If one really understands and accepts this, then it becomes obvious that to pronounce any ‘model’ as fraught is either dangerous or outrightly incorrect. 

Another big misconception about economic models is to interpret them as being some sort of guaranteed indicator of future conditions or situations in an economy. Cobb-Douglas has written extensively about the problems of economic models when it comes to prediction functions. 

An existing economic model set-up is fed data collated (ergo referring to past periods) on which it works and produces outcomes. To cite just one element: no society is ever static in the creation or construction of its mores or realities. 

But indeed when it then factually becomes necessary to quantify and include as numerary aggregates such new realities into an existing economic model, yes that is then not only a big problem of how the function of change or addition is to be performed to the model, but very often also then the new ‘model’ creates big issues of comparability with the past, and also the new “excitement” of what will be “next down the road”.

 The good analyst of economic realities will yes, with any document or report, be concerned with numerary projections, while, however, at the same time fully cognisant of the fact that there never is any economic decision or trend that can be dogmatically pronounced as “constantly good” for a nation, a community, for even the international scenario.

What real economic models are all about is the purely statistical relationship between macroeconomic aggregates in an economy

Does it presently tell us anything that most numerary economic indicators about the Maltese economy, as appearing in international reports, definitely pro-ject positive futures in that or other areas.
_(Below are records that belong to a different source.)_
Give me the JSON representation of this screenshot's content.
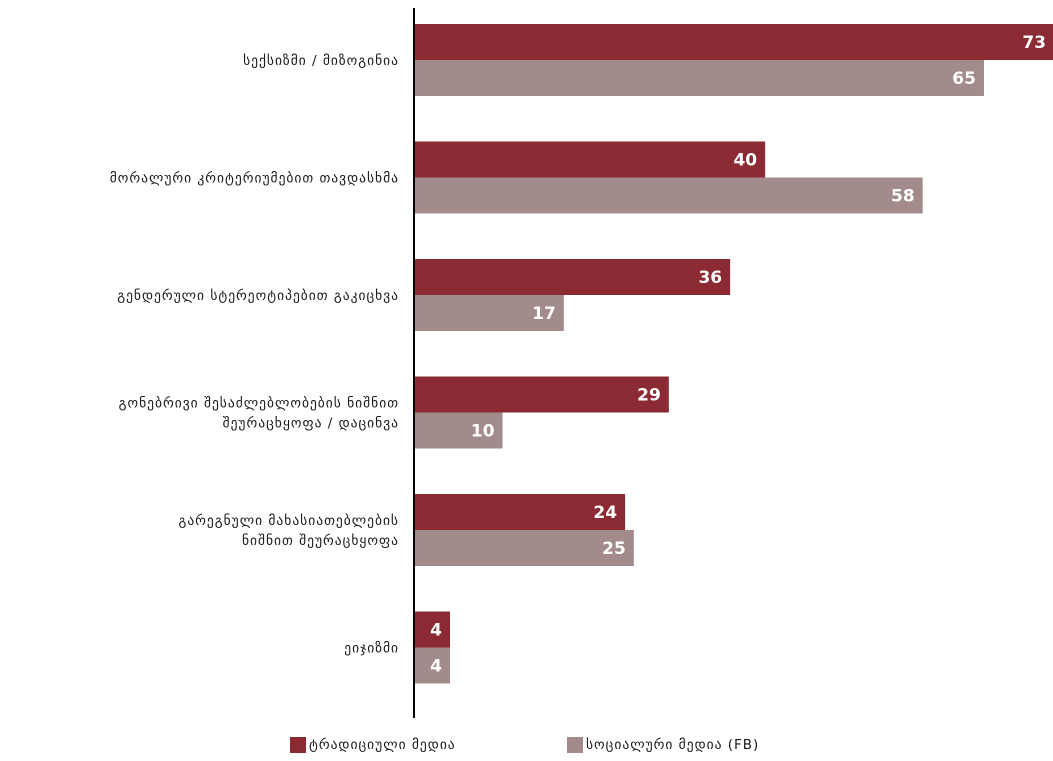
{
  "chart_data": {
    "type": "bar",
    "orientation": "horizontal",
    "categories": [
      [
        "სექსიზმი / მიზოგინია"
      ],
      [
        "მორალური კრიტერიუმებით თავდასხმა"
      ],
      [
        "გენდერული სტერეოტიპებით გაკიცხვა"
      ],
      [
        "გონებრივი შესაძლებლობების ნიშნით",
        "შეურაცხყოფა / დაცინვა"
      ],
      [
        "გარეგნული მახასიათებლების",
        "ნიშნით შეურაცხყოფა"
      ],
      [
        "ეიჯიზმი"
      ]
    ],
    "series": [
      {
        "name": "ტრადიციული მედია",
        "color": "#8b2a33",
        "values": [
          73,
          40,
          36,
          29,
          24,
          4
        ]
      },
      {
        "name": "სოციალური მედია (FB)",
        "color": "#a38b8b",
        "values": [
          65,
          58,
          17,
          10,
          25,
          4
        ]
      }
    ],
    "xlim": [
      0,
      73
    ],
    "legend_position": "bottom",
    "grid": false
  }
}
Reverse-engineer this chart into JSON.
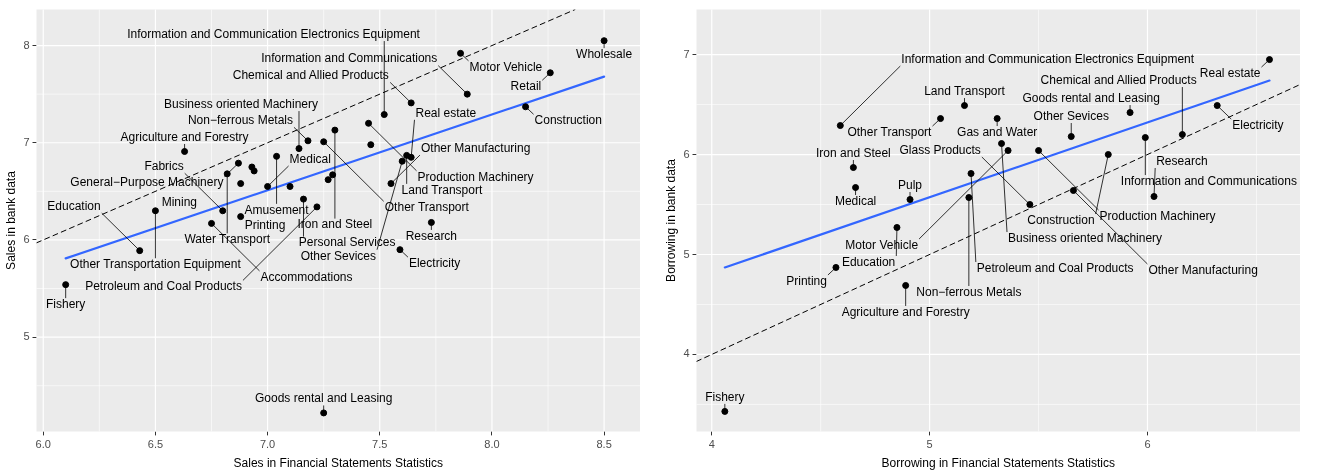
{
  "chart_data": [
    {
      "type": "scatter",
      "xlabel": "Sales in Financial Statements Statistics",
      "ylabel": "Sales in bank data",
      "xlim": [
        5.97,
        8.66
      ],
      "ylim": [
        4.03,
        8.37
      ],
      "xticks": [
        {
          "value": 6,
          "label": "6.0"
        },
        {
          "value": 6.5,
          "label": "6.5"
        },
        {
          "value": 7,
          "label": "7.0"
        },
        {
          "value": 7.5,
          "label": "7.5"
        },
        {
          "value": 8,
          "label": "8.0"
        },
        {
          "value": 8.5,
          "label": "8.5"
        }
      ],
      "yticks": [
        5,
        6,
        7,
        8
      ],
      "grid": true,
      "marker": "circle",
      "series": [
        {
          "color": "#000000",
          "x": [
            8.5,
            7.86,
            8.26,
            7.89,
            8.15,
            7.64,
            7.18,
            7.14,
            7.52,
            7.45,
            7.62,
            6.63,
            7.25,
            7.64,
            7.3,
            7.6,
            6.82,
            6.87,
            7.04,
            7.0,
            6.5,
            6.51,
            6.8,
            7.22,
            7.55,
            6.75,
            6.88,
            7.16,
            7.73,
            6.43,
            7.59,
            6.1,
            7.25,
            6.88,
            7.1,
            7.46,
            7.29,
            7.27,
            6.93,
            6.94
          ],
          "values": [
            8.05,
            7.92,
            7.72,
            7.5,
            7.37,
            7.41,
            7.02,
            6.94,
            7.29,
            7.2,
            6.87,
            6.91,
            7.01,
            6.85,
            7.13,
            6.81,
            6.68,
            6.79,
            6.86,
            6.55,
            6.3,
            null,
            6.3,
            6.34,
            6.58,
            6.17,
            6.24,
            6.42,
            6.18,
            5.89,
            5.9,
            5.54,
            4.22,
            6.58,
            6.55,
            6.98,
            6.67,
            6.62,
            6.75,
            6.71
          ]
        },
        {
          "type": "line",
          "marker": "none",
          "color": "#3366ff",
          "x": [
            6.1,
            8.5
          ],
          "values": [
            5.81,
            7.68
          ]
        },
        {
          "type": "line",
          "marker": "none",
          "line_style": "dashed",
          "color": "#000000",
          "x": [
            5.97,
            8.37
          ],
          "values": [
            5.97,
            8.37
          ]
        }
      ],
      "annotations": [
        {
          "text": "Wholesale",
          "x": 8.5,
          "y": 8.05
        },
        {
          "text": "Motor Vehicle",
          "x": 7.86,
          "y": 7.92
        },
        {
          "text": "Retail",
          "x": 8.26,
          "y": 7.72
        },
        {
          "text": "Information and Communications",
          "x": 7.89,
          "y": 7.5
        },
        {
          "text": "Construction",
          "x": 8.15,
          "y": 7.37
        },
        {
          "text": "Chemical and Allied Products",
          "x": 7.64,
          "y": 7.41
        },
        {
          "text": "Non−ferrous Metals",
          "x": 7.18,
          "y": 7.02
        },
        {
          "text": "Business oriented Machinery",
          "x": 7.14,
          "y": 6.94
        },
        {
          "text": "Information and Communication Electronics Equipment",
          "x": 7.52,
          "y": 7.29
        },
        {
          "text": "Production Machinery",
          "x": 7.45,
          "y": 7.2
        },
        {
          "text": "Land Transport",
          "x": 7.62,
          "y": 6.87
        },
        {
          "text": "Agriculture and Forestry",
          "x": 6.63,
          "y": 6.91
        },
        {
          "text": "Other Transport",
          "x": 7.25,
          "y": 7.01
        },
        {
          "text": "Real estate",
          "x": 7.64,
          "y": 6.85
        },
        {
          "text": "Iron and Steel",
          "x": 7.3,
          "y": 7.13
        },
        {
          "text": "Other Sevices",
          "x": 7.6,
          "y": 6.81
        },
        {
          "text": "Water Transport",
          "x": 6.82,
          "y": 6.68
        },
        {
          "text": "General−Purpose Machinery",
          "x": 6.87,
          "y": 6.79
        },
        {
          "text": "Amusement",
          "x": 7.04,
          "y": 6.86
        },
        {
          "text": "Medical",
          "x": 7.0,
          "y": 6.55
        },
        {
          "text": "Other Transportation Equipment",
          "x": 6.5,
          "y": 6.3
        },
        {
          "text": "Mining",
          "x": 6.51,
          "y": 6.29
        },
        {
          "text": "Fabrics",
          "x": 6.8,
          "y": 6.3
        },
        {
          "text": "Petroleum and Coal Products",
          "x": 7.22,
          "y": 6.34
        },
        {
          "text": "Other Manufacturing",
          "x": 7.55,
          "y": 6.58
        },
        {
          "text": "Accommodations",
          "x": 6.75,
          "y": 6.17
        },
        {
          "text": "Printing",
          "x": 6.88,
          "y": 6.24
        },
        {
          "text": "Personal Services",
          "x": 7.16,
          "y": 6.42
        },
        {
          "text": "Research",
          "x": 7.73,
          "y": 6.18
        },
        {
          "text": "Education",
          "x": 6.43,
          "y": 5.89
        },
        {
          "text": "Electricity",
          "x": 7.59,
          "y": 5.9
        },
        {
          "text": "Fishery",
          "x": 6.1,
          "y": 5.54
        },
        {
          "text": "Goods rental and Leasing",
          "x": 7.25,
          "y": 4.22
        }
      ]
    },
    {
      "type": "scatter",
      "xlabel": "Borrowing in Financial Statements Statistics",
      "ylabel": "Borrowing in bank data",
      "xlim": [
        3.93,
        6.7
      ],
      "ylim": [
        3.23,
        7.45
      ],
      "xticks": [
        4,
        5,
        6
      ],
      "yticks": [
        4,
        5,
        6,
        7
      ],
      "grid": true,
      "marker": "circle",
      "series": [
        {
          "color": "#000000",
          "x": [
            6.56,
            5.16,
            5.31,
            5.05,
            5.92,
            6.32,
            5.33,
            5.5,
            5.65,
            6.16,
            5.99,
            4.65,
            5.19,
            5.82,
            4.66,
            5.36,
            4.91,
            5.18,
            5.66,
            4.59,
            4.85,
            5.46,
            6.03,
            4.57,
            4.89,
            4.06
          ],
          "values": [
            6.95,
            6.49,
            6.36,
            6.36,
            6.42,
            6.49,
            6.11,
            6.04,
            6.18,
            6.2,
            6.17,
            5.87,
            5.81,
            6.0,
            5.67,
            6.04,
            5.55,
            5.57,
            5.64,
            6.29,
            5.27,
            5.5,
            5.58,
            4.87,
            4.69,
            3.43
          ]
        },
        {
          "type": "line",
          "marker": "none",
          "color": "#3366ff",
          "x": [
            4.06,
            6.56
          ],
          "values": [
            4.87,
            6.74
          ]
        },
        {
          "type": "line",
          "marker": "none",
          "line_style": "dashed",
          "color": "#000000",
          "x": [
            3.93,
            6.7
          ],
          "values": [
            3.93,
            6.7
          ]
        }
      ],
      "annotations": [
        {
          "text": "Real estate",
          "x": 6.56,
          "y": 6.95
        },
        {
          "text": "Land Transport",
          "x": 5.16,
          "y": 6.49
        },
        {
          "text": "Gas and Water",
          "x": 5.31,
          "y": 6.36
        },
        {
          "text": "Other Transport",
          "x": 5.05,
          "y": 6.36
        },
        {
          "text": "Goods rental and Leasing",
          "x": 5.92,
          "y": 6.42
        },
        {
          "text": "Electricity",
          "x": 6.32,
          "y": 6.49
        },
        {
          "text": "Business oriented Machinery",
          "x": 5.33,
          "y": 6.11
        },
        {
          "text": "Production Machinery",
          "x": 5.5,
          "y": 6.04
        },
        {
          "text": "Other Sevices",
          "x": 5.65,
          "y": 6.18
        },
        {
          "text": "Chemical and Allied Products",
          "x": 6.16,
          "y": 6.2
        },
        {
          "text": "Information and Communications",
          "x": 5.99,
          "y": 6.17
        },
        {
          "text": "Iron and Steel",
          "x": 4.65,
          "y": 5.87
        },
        {
          "text": "Petroleum and Coal Products",
          "x": 5.19,
          "y": 5.81
        },
        {
          "text": "Construction",
          "x": 5.82,
          "y": 6.0
        },
        {
          "text": "Medical",
          "x": 4.66,
          "y": 5.67
        },
        {
          "text": "Motor Vehicle",
          "x": 5.36,
          "y": 6.04
        },
        {
          "text": "Pulp",
          "x": 4.91,
          "y": 5.55
        },
        {
          "text": "Non−ferrous Metals",
          "x": 5.18,
          "y": 5.57
        },
        {
          "text": "Other Manufacturing",
          "x": 5.66,
          "y": 5.64
        },
        {
          "text": "Information and Communication Electronics Equipment",
          "x": 4.59,
          "y": 6.29
        },
        {
          "text": "Education",
          "x": 4.85,
          "y": 5.27
        },
        {
          "text": "Glass Products",
          "x": 5.46,
          "y": 5.5
        },
        {
          "text": "Research",
          "x": 6.03,
          "y": 5.58
        },
        {
          "text": "Printing",
          "x": 4.57,
          "y": 4.87
        },
        {
          "text": "Agriculture and Forestry",
          "x": 4.89,
          "y": 4.69
        },
        {
          "text": "Fishery",
          "x": 4.06,
          "y": 3.43
        }
      ]
    }
  ]
}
For me personally paramount are figures about the management of our public finances (annual deficits, national debt, GDP, unemployment, etc). But that does not mean that it is only those that are important. 

“The big machine”, so to speak, can be made to work to produce sectorial results, e.g. on scenarios such as demographics, health, labour scenarios, educational outcomes, and others.
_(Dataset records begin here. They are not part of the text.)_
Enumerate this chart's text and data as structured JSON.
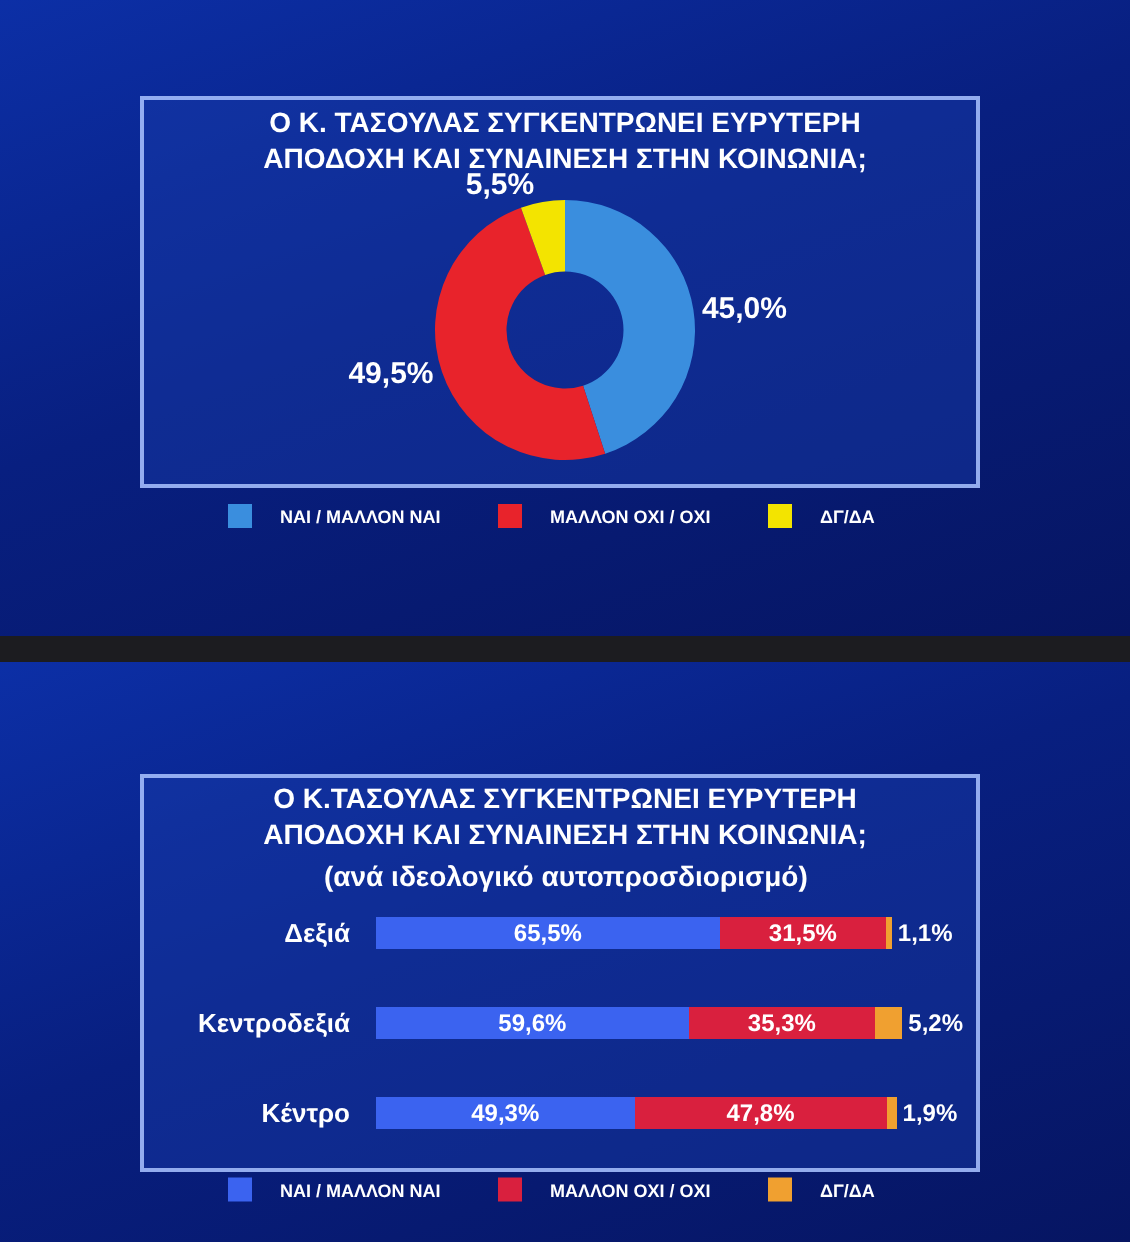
{
  "chart_data": [
    {
      "type": "donut",
      "title": "Ο Κ. ΤΑΣΟΥΛΑΣ ΣΥΓΚΕΝΤΡΩΝΕΙ ΕΥΡΥΤΕΡΗ ΑΠΟΔΟΧΗ ΚΑΙ ΣΥΝΑΙΝΕΣΗ ΣΤΗΝ ΚΟΙΝΩΝΙΑ;",
      "categories": [
        "ΝΑΙ / ΜΑΛΛΟΝ ΝΑΙ",
        "ΜΑΛΛΟΝ ΟΧΙ / ΟΧΙ",
        "ΔΓ/ΔΑ"
      ],
      "values": [
        45.0,
        49.5,
        5.5
      ],
      "colors": [
        "#3a8ede",
        "#e8232b",
        "#f3e400"
      ],
      "value_labels": [
        "45,0%",
        "49,5%",
        "5,5%"
      ],
      "legend": "bottom"
    },
    {
      "type": "bar",
      "orientation": "horizontal",
      "stacked": true,
      "title": "Ο Κ.ΤΑΣΟΥΛΑΣ ΣΥΓΚΕΝΤΡΩΝΕΙ ΕΥΡΥΤΕΡΗ ΑΠΟΔΟΧΗ ΚΑΙ ΣΥΝΑΙΝΕΣΗ ΣΤΗΝ ΚΟΙΝΩΝΙΑ;",
      "subtitle": "(ανά ιδεολογικό αυτοπροσδιορισμό)",
      "categories": [
        "Δεξιά",
        "Κεντροδεξιά",
        "Κέντρο"
      ],
      "series": [
        {
          "name": "ΝΑΙ / ΜΑΛΛΟΝ ΝΑΙ",
          "color": "#3b63f0",
          "values": [
            65.5,
            59.6,
            49.3
          ],
          "value_labels": [
            "65,5%",
            "59,6%",
            "49,3%"
          ]
        },
        {
          "name": "ΜΑΛΛΟΝ ΟΧΙ / ΟΧΙ",
          "color": "#d9203e",
          "values": [
            31.5,
            35.3,
            47.8
          ],
          "value_labels": [
            "31,5%",
            "35,3%",
            "47,8%"
          ]
        },
        {
          "name": "ΔΓ/ΔΑ",
          "color": "#f0a030",
          "values": [
            1.1,
            5.2,
            1.9
          ],
          "value_labels": [
            "1,1%",
            "5,2%",
            "1,9%"
          ]
        }
      ],
      "legend": "bottom",
      "tick_labels": "y"
    }
  ]
}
 In a previous article some time ago I had also argued against the dangerous practice of selectively quoting – often only word passages, but never supporting with figures – from the reports of international bodies.  

There is a particular, generally always highly respectful, dialectic which, I know from experience, governs the relationships between visitors from, e.g. the IMF or the EU on one side, and the local personnel who work for local-being-studied-bodies. 

The former are generally highly competent persons and technocrats, and it is always because of this that they will go about doing their analytical work with competence and use of various skills. 

And it is precisely because of their competence that they will never ever go short of using figures, statistics, charts, tables, et similia to support whatever point their recommendation or views would be making. 

As I write I have on my desk the IMF-Malta 2019 Article IV Consultation Report, submitted after their formal visit to Malta visit which ended on February 22.

In a total of 54 pages of the main report (excluding an appendix) there are no fewer than 44 pages showing precisely statistics and numerary tables, pie charts, graphs, and so on. It is here that the real discourse about Malta’s economic construct, what others will erroneously describe as “the model”, lies, and it is about the facts arising from figures that we should all really be talking. Because, as the Italians say, la matematica non è una opinione. 

Of course there is nothing to stop commentators from writing about socio-political ideals that they would like to see becoming implemented: e.g. wanting better value from monies being spent, wanting smaller queues and waiting lists wherever for government services, seeing a prison population becoming ever smaller, etc, etc. 

But, for God’s sake, don’t call that “a flawed economic model”, it isn’t an economic model but only a series of legitimate items in some wish lists.

John Consiglio teaches in the Faculty of Economics, Management and Accountancy at the University of Malta.